Kracher ante portas!
Türkiyemspor empfängt SC Staaken: mehr Spitzenspiel geht fast nicht

Der Zweite empfängt den Ersten in seinem Wohnzimmer, die Anstoßzeit ist exklusiv und auf dem Feld tummeln sich jede Menge Spielerinnen, die zu Höherem berufen waren oder sind – das Gastspiel des Aufsteigers SC Staaken bei Türkiyemspor am Samstag, 6. Oktober, bringt alle Voraussetzungen für das ganz große Frauenfußball-Spektakel mit.

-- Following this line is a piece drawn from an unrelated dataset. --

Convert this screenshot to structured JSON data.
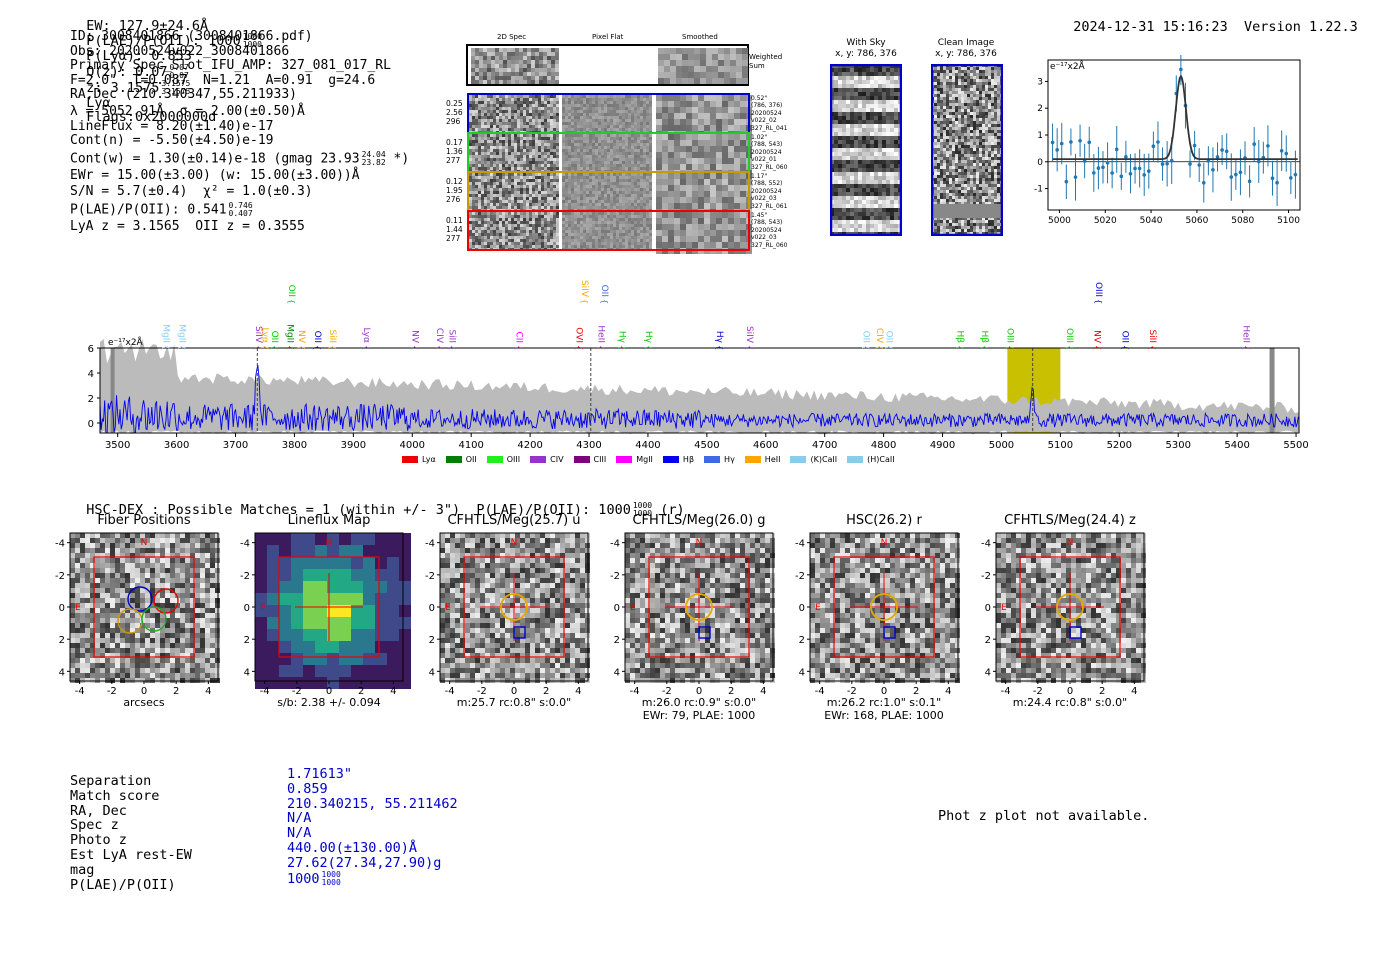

Kreuzberg. Es soll Besucher geben, die sich in fremden Wohnungen einfach nicht zu benehmen wissen. Genau so einer möchte Klassenprimus SC Staaken am kommenden Samstag sein. Den beiden Kreuzberger Top-Spielerinnen Erika Szuh und Aylin Yaren wird nicht der Respekt zuteil, eine Sonderbewacherin abgestellt zu bekommen, kündigt SC-Trainer Stephan Illmann an. Vielmehr setzt er auf die Qualitäten des eigenen Kaders, will auch im Jagdrevier des ärgsten Widersachers offensiv agieren lassen und rotzfrech Beute machen.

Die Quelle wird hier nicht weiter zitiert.